Foreigners Flee Japan Market by Dumping Futures, Goldman Saysby and
Foreign investors’ selling of Japanese stocks has been relatively contained -- until you look at the futures market.
Goldman Sachs Group Inc. estimates that 84 percent of their outflows from the start of December through mid-January were transacted in futures, with traders from outside Japan dumping 3.1 trillion yen ($26.1 billion) of the contracts. That compares with 626 billion yen in sales of cash equities. Foreigners are fleeing on concern Japan will be harder-hit than other nations from the slowdown and financial-market turmoil in China, Goldman Sachs analysts led by Kathy Matsui wrote in a note dated Jan. 27.
“Foreign investors have been the main source of Japanese equity selling," they wrote. “Historically, Japan has tended to have a relatively high correlation with the U.S. stock market; recently, however, Japan’s correlation with Chinese equities has also risen sharply. This may be due to the perception that Japan has become highly vulnerable to a sharp slowdown in Chinese growth and/or a sharp devaluation of the yuan."
Those concerns are overblown, according to Goldman Sachs, which says China accounts for just 5 percent of sales for companies in the Topix index.
The Topix fell into a bear market last week. The measure is down 11 percent since the start of December, compared with a 9.8 percent drop for a gauge of global equities, as signs of a deepening slowdown in China and plunging oil prices spur concern about the growth outlook.

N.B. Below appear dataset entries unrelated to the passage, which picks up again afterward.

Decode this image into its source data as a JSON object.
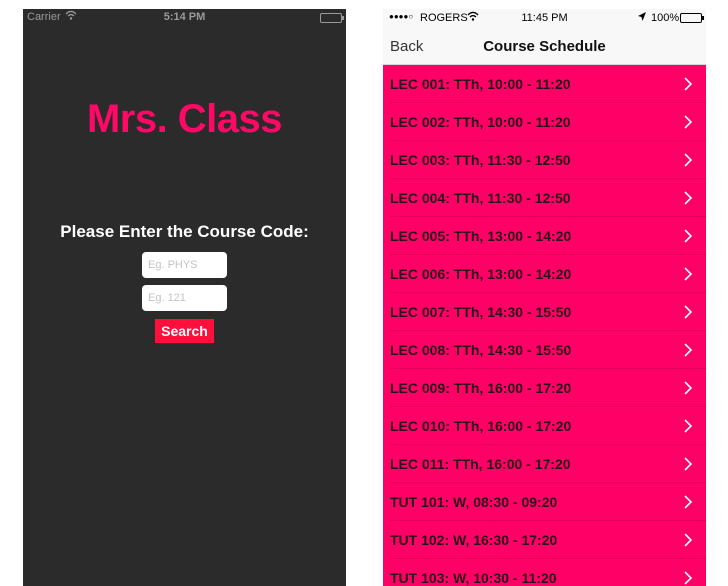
{
  "left": {
    "status": {
      "carrier": "Carrier",
      "time": "5:14 PM"
    },
    "title": "Mrs. Class",
    "prompt": "Please Enter the Course Code:",
    "subject_placeholder": "Eg. PHYS",
    "number_placeholder": "Eg. 121",
    "search_label": "Search"
  },
  "right": {
    "status": {
      "signal": "●●●●○",
      "carrier": "ROGERS",
      "time": "11:45 PM",
      "battery": "100%"
    },
    "nav": {
      "back": "Back",
      "title": "Course Schedule"
    },
    "sections": [
      {
        "label": "LEC 001: TTh, 10:00 - 11:20"
      },
      {
        "label": "LEC 002: TTh, 10:00 - 11:20"
      },
      {
        "label": "LEC 003: TTh, 11:30 - 12:50"
      },
      {
        "label": "LEC 004: TTh, 11:30 - 12:50"
      },
      {
        "label": "LEC 005: TTh, 13:00 - 14:20"
      },
      {
        "label": "LEC 006: TTh, 13:00 - 14:20"
      },
      {
        "label": "LEC 007: TTh, 14:30 - 15:50"
      },
      {
        "label": "LEC 008: TTh, 14:30 - 15:50"
      },
      {
        "label": "LEC 009: TTh, 16:00 - 17:20"
      },
      {
        "label": "LEC 010: TTh, 16:00 - 17:20"
      },
      {
        "label": "LEC 011: TTh, 16:00 - 17:20"
      },
      {
        "label": "TUT 101: W, 08:30 - 09:20"
      },
      {
        "label": "TUT 102: W, 16:30 - 17:20"
      },
      {
        "label": "TUT 103: W, 10:30 - 11:20"
      }
    ]
  },
  "colors": {
    "accent_pink": "#ff0866",
    "list_background": "#ff0066",
    "search_button": "#ff0f3b",
    "left_background": "#2b2b2b"
  }
}
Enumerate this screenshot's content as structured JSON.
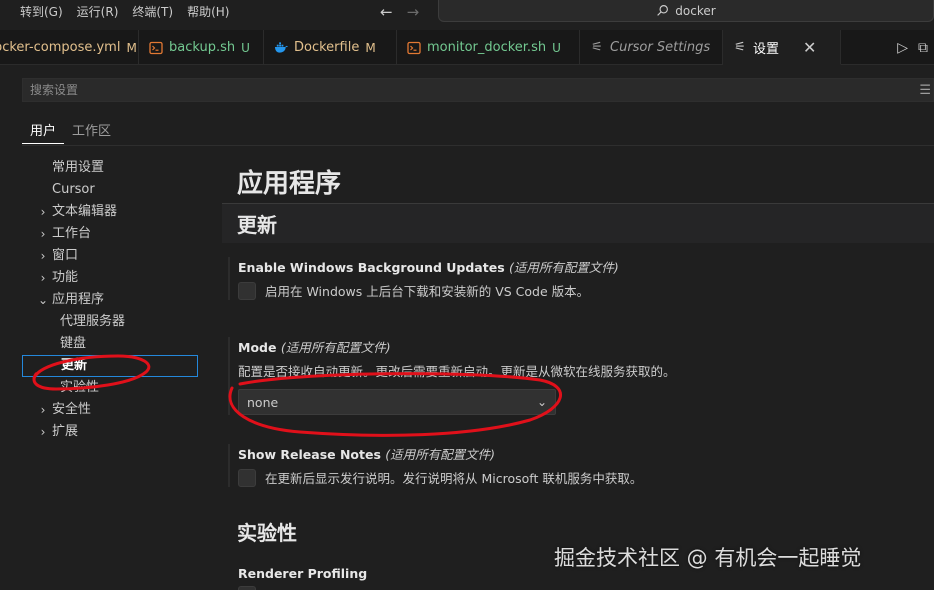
{
  "menu": [
    "转到(G)",
    "运行(R)",
    "终端(T)",
    "帮助(H)"
  ],
  "command_center": {
    "text": "docker"
  },
  "tabs": [
    {
      "label": "docker-compose.yml",
      "status": "M",
      "kind": "modified"
    },
    {
      "label": "backup.sh",
      "status": "U",
      "kind": "untracked"
    },
    {
      "label": "Dockerfile",
      "status": "M",
      "kind": "modified"
    },
    {
      "label": "monitor_docker.sh",
      "status": "U",
      "kind": "untracked"
    },
    {
      "label": "Cursor Settings",
      "status": "",
      "kind": "preview"
    },
    {
      "label": "设置",
      "status": "",
      "kind": "active"
    }
  ],
  "search": {
    "placeholder": "搜索设置"
  },
  "scope_tabs": [
    "用户",
    "工作区"
  ],
  "toc": [
    {
      "label": "常用设置",
      "chevron": "none",
      "level": 0
    },
    {
      "label": "Cursor",
      "chevron": "none",
      "level": 0
    },
    {
      "label": "文本编辑器",
      "chevron": "right",
      "level": 0
    },
    {
      "label": "工作台",
      "chevron": "right",
      "level": 0
    },
    {
      "label": "窗口",
      "chevron": "right",
      "level": 0
    },
    {
      "label": "功能",
      "chevron": "right",
      "level": 0
    },
    {
      "label": "应用程序",
      "chevron": "down",
      "level": 0
    },
    {
      "label": "代理服务器",
      "chevron": "none",
      "level": 1
    },
    {
      "label": "键盘",
      "chevron": "none",
      "level": 1
    },
    {
      "label": "更新",
      "chevron": "none",
      "level": 1,
      "selected": true
    },
    {
      "label": "实验性",
      "chevron": "none",
      "level": 1
    },
    {
      "label": "安全性",
      "chevron": "right",
      "level": 0
    },
    {
      "label": "扩展",
      "chevron": "right",
      "level": 0
    }
  ],
  "content": {
    "section_title": "应用程序",
    "group_title": "更新",
    "next_group_title": "实验性",
    "settings": {
      "background_updates": {
        "title": "Enable Windows Background Updates",
        "scope": "(适用所有配置文件)",
        "checkbox_label": "启用在 Windows 上后台下载和安装新的 VS Code 版本。"
      },
      "mode": {
        "title": "Mode",
        "scope": "(适用所有配置文件)",
        "description": "配置是否接收自动更新。更改后需要重新启动。更新是从微软在线服务获取的。",
        "value": "none"
      },
      "release_notes": {
        "title": "Show Release Notes",
        "scope": "(适用所有配置文件)",
        "checkbox_label": "在更新后显示发行说明。发行说明将从 Microsoft 联机服务中获取。"
      },
      "renderer_profiling": {
        "title": "Renderer Profiling"
      }
    }
  },
  "watermark": "掘金技术社区 @ 有机会一起睡觉",
  "colors": {
    "accent": "#2488db",
    "modified": "#e2c08d",
    "untracked": "#73c991",
    "annotation": "#e0101a"
  }
}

Investors are worried that sovereign wealth funds from oil-producing nations are dumping equities in Tokyo, Goldman Sachs wrote. Norway’s fund had almost 301 billion krone ($35 billion) invested in more than 1,500 Japanese companies at the end of 2014. While the data are hard to track, the correlation between oil prices and flows to Japan cash equities from Europe or the Middle East appears to be low, according to Goldman Sachs.
Foreigners sold 447 billion yen of Japanese stocks in the first week of the year, and about half as much in the following period, according to data from the exchange. They offloaded more than 1 trillion yen of shares in one week amid September’s selloff, the most on record.